The oldest: a 1932 Cadillac.
The most valuable [and somewhat controversial]: a 1948 two-door Tucker convertible prototype, which currently is for sale in another state for $2.5 million. Reportedly it’s the only one in the world.
Work on the Tucker was a team effort. “That wasn’t a restoration, it was a completion,” he clarifies. One of his jobs was to fabricate components so the car’s unique center headlight would turn with the steering wheel. “It could have been the U.S.’s first rear-engine car,” Schulenberg laments, “but it didn’t go through.”
Two locally owned vehicles, a 1953 XK120 Jaguar and a 1965 Austin-Healey, are among the “coolest” cars he’s been associated with. Together their value is about a half-million dollars.
But Schulenberg’s personal dream car is a 1969 Charger Daytona. “Only 503 of them were made. It’s a six-figure car now,” he says. In its heyday, NASCAR officials banned the “winged” car because it was too fast. No wonder — it was the first car to break the 200-mile-per-hour mark.
Every classic has a story
On this July night, a parade of classic cars arrives for the photo shoot. Had there been any threat of rain, nobody would have ventured out. “You don’t take these cars out in the rain,” Schulenberg stresses.

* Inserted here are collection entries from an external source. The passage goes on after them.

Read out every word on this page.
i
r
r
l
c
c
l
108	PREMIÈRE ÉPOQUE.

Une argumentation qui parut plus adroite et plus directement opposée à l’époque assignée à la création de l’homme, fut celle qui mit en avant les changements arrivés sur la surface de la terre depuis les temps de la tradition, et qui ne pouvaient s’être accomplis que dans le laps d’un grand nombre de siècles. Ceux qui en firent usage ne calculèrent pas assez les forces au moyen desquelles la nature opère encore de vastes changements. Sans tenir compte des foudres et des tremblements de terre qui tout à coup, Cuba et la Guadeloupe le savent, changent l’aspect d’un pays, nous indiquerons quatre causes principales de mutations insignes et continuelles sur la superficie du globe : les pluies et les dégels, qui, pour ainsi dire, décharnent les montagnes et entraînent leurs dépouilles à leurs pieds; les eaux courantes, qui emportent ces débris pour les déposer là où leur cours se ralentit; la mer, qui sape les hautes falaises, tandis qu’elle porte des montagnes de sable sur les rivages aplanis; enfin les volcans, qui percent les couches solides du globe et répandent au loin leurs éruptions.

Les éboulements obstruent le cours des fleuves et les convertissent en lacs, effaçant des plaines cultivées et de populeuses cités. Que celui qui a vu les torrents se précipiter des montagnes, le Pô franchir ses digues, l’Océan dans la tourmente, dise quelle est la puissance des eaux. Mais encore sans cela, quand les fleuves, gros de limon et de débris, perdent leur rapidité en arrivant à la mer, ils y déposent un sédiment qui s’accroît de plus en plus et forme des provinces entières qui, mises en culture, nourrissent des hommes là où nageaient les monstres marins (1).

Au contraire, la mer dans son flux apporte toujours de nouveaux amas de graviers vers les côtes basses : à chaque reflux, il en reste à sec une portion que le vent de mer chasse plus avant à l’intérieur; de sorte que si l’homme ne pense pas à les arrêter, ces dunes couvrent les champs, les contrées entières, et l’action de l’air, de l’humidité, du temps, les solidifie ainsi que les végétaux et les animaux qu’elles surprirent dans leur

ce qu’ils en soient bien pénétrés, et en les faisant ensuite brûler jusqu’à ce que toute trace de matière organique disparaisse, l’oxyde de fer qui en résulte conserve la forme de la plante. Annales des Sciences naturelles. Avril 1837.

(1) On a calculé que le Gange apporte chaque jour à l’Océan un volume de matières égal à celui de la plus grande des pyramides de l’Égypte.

The owner of a yellow 1971 Mach 1 with a black stripe bought it in high school and insists he’ll never sell. “No way,” he says. “This was my very first car!” Standing next to him, his 14-year-old daughter nods. She helped sand it when she was just five.
A black 1970 Nova SS survived kids and ice cream cones before its owner parked it in the garage — for 25 years! Schulenberg helped with cleaning, bodywork, and paint. Now, with 85,000 miles on the odometer and the original spare tire in the trunk, the car has earned two best-in-show trophies at area competitions. “Nobody drives it but me,” the owner smiles.
There’s a 1969 blue Austin America, a definitively British car that its owner describes as his clown car. “My wife drove this to high school,” he says, “and Mr. Bean drives one!” referring to the British sitcom character.
Schulenberg glances around at the collection of cars and clients assembled. He didn’t know how many people would show and estimates that the grouping represents between 45,000 and 60,000 hours of his life. “When I look at these cars, all I see is the family we’ve created. Everyone’s nice. For me, this isn’t work.”